Thursday, October 6, 2011

Property owners fight with Venice again on rental ban

Those in new group say they were renting out before the ban

Published: Tuesday, February 8, 2011 at 1:00 a.m.
Last Modified: Monday, February 7, 2011 at 10:00 p.m.
VENICE - A new group of property owners is suing the city of Venice, claiming its ban on short-term rentals is unconstitutional.
It is the third time the city has been challenged over its attempt to restrict property rentals that run for less than 30 days, with judges ruling against the city twice.
The latest lawsuit was filed last week by a half-dozen property owners who say they were renting their properties prior to the city's July 2009 ban.
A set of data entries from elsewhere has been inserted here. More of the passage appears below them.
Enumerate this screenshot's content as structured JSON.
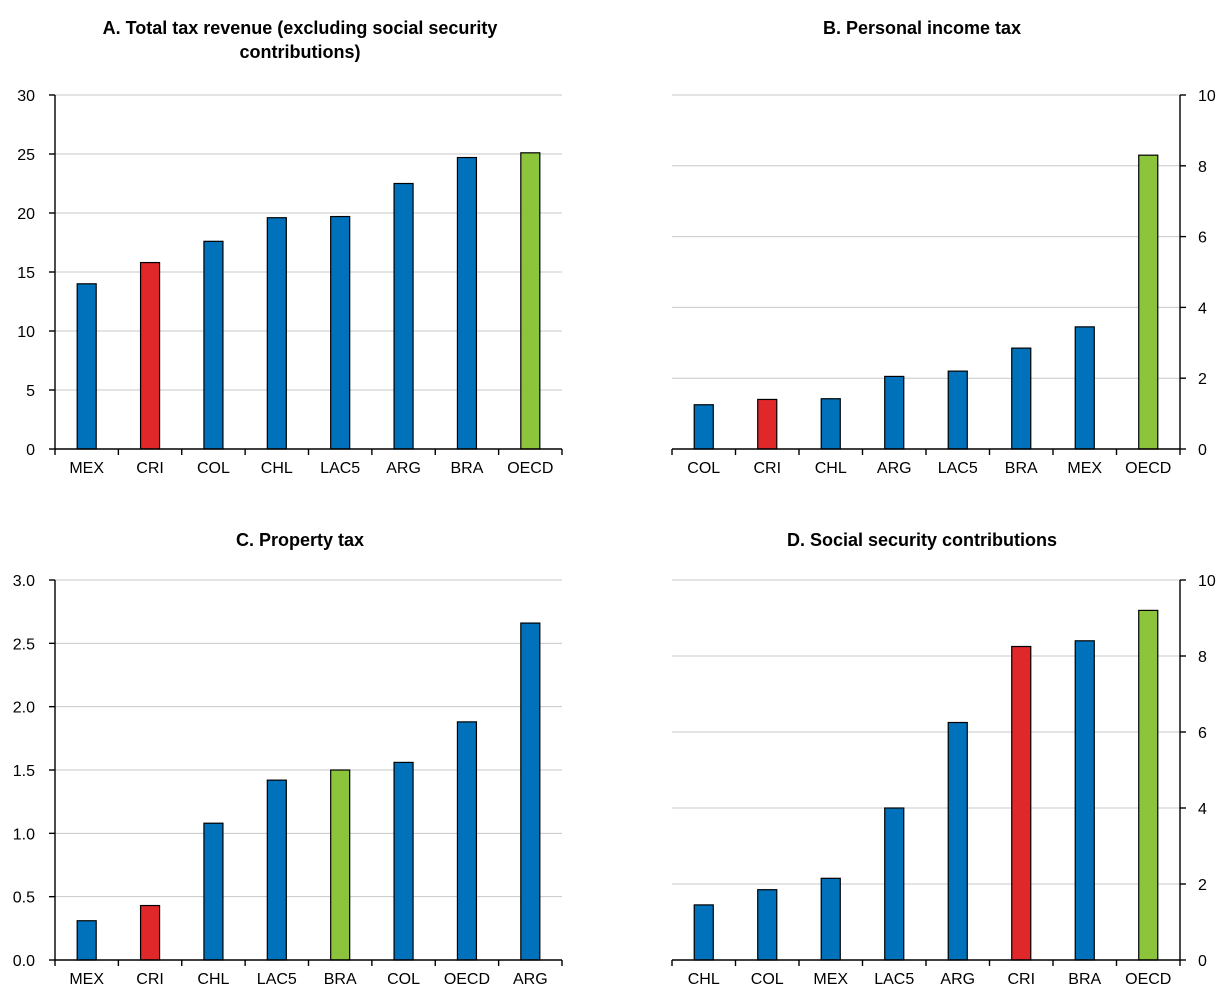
{
  "colors": {
    "default": "#0072bb",
    "highlight": "#e0272a",
    "oecd": "#8cc43c"
  },
  "chart_data": [
    {
      "type": "bar",
      "title": [
        "A. Total tax revenue (excluding social security",
        "contributions)"
      ],
      "categories": [
        "MEX",
        "CRI",
        "COL",
        "CHL",
        "LAC5",
        "ARG",
        "BRA",
        "OECD"
      ],
      "values": [
        14.0,
        15.8,
        17.6,
        19.6,
        19.7,
        22.5,
        24.7,
        25.1
      ],
      "highlight": [
        "CRI"
      ],
      "reference": [
        "OECD"
      ],
      "ylim": [
        0,
        30
      ],
      "yticks": [
        "0",
        "5",
        "10",
        "15",
        "20",
        "25",
        "30"
      ],
      "yaxis_side": "left",
      "grid": true
    },
    {
      "type": "bar",
      "title": [
        "B. Personal income tax"
      ],
      "categories": [
        "COL",
        "CRI",
        "CHL",
        "ARG",
        "LAC5",
        "BRA",
        "MEX",
        "OECD"
      ],
      "values": [
        1.25,
        1.4,
        1.42,
        2.05,
        2.2,
        2.85,
        3.45,
        8.3
      ],
      "highlight": [
        "CRI"
      ],
      "reference": [
        "OECD"
      ],
      "ylim": [
        0,
        10
      ],
      "yticks": [
        "0",
        "2",
        "4",
        "6",
        "8",
        "10"
      ],
      "yaxis_side": "right",
      "grid": true
    },
    {
      "type": "bar",
      "title": [
        "C. Property tax"
      ],
      "categories": [
        "MEX",
        "CRI",
        "CHL",
        "LAC5",
        "BRA",
        "COL",
        "OECD",
        "ARG"
      ],
      "values": [
        0.31,
        0.43,
        1.08,
        1.42,
        1.5,
        1.56,
        1.88,
        2.66
      ],
      "highlight": [
        "CRI"
      ],
      "reference": [
        "BRA"
      ],
      "ylim": [
        0,
        3
      ],
      "yticks": [
        "0.0",
        "0.5",
        "1.0",
        "1.5",
        "2.0",
        "2.5",
        "3.0"
      ],
      "yaxis_side": "left",
      "grid": true
    },
    {
      "type": "bar",
      "title": [
        "D. Social security contributions"
      ],
      "categories": [
        "CHL",
        "COL",
        "MEX",
        "LAC5",
        "ARG",
        "CRI",
        "BRA",
        "OECD"
      ],
      "values": [
        1.45,
        1.85,
        2.15,
        4.0,
        6.25,
        8.25,
        8.4,
        9.2
      ],
      "highlight": [
        "CRI"
      ],
      "reference": [
        "OECD"
      ],
      "ylim": [
        0,
        10
      ],
      "yticks": [
        "0",
        "2",
        "4",
        "6",
        "8",
        "10"
      ],
      "yaxis_side": "right",
      "grid": true
    }
  ]
}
An attorney for the group said the city did not give them notice or time to comply.
"This lawsuit is about more than just these owners' right to make reasonable, constitutional use of their property," said the group's attorney, Steven Gieseler. "It lets government officials everywhere know they are bound to act within principles larger than their own preferences."
City Manager Isaac Turner said he has not received a copy of the lawsuit and could not comment.
The suit could have implications for communities across the state which have also tried to regulate vacation rentals at a time they are increasingly being advertised on the Internet. Residents argue that the frequent turnover is a nuisance and creates extra trash and noise.
Owners of local vacation rentals have organized to protect their interests, attracting the attention of property rights advocates statewide who do not want government to limit their ability to rent their properties.
Last year, the Florida Legislature exempted some vacation rentals from having to retrofit homes with automatic sprinklers, which could cost tens of thousands of dollars. The sprinkler requirement stopped many property owners from pursuing a Venice rental license, but now that the requirement has been lifted, they are arguing for the right to rent short-term without sprinklers.
The city is still embroiled in legal action over the ordinance with property owner Martha Gwynn, who is also a party to the recent lawsuit.
Gwynn appealed fines levied by the city's code enforcement board for renting her house without a city license. An appellate judge reversed the board's decision and concluded that the city had improperly "taken" Gwynn's property rights without compensation.
The council voted in December to appeal.
The ordinance came about after the city lost a lawsuit by property owner Steve Milo, who successfully argued, with help from a national property rights group, that the city did not have a law regulating vacation rentals when it fined him.
The city paid Milo $300,000 as part of a settlement, and has spent about $100,000 on consultants and legal fees.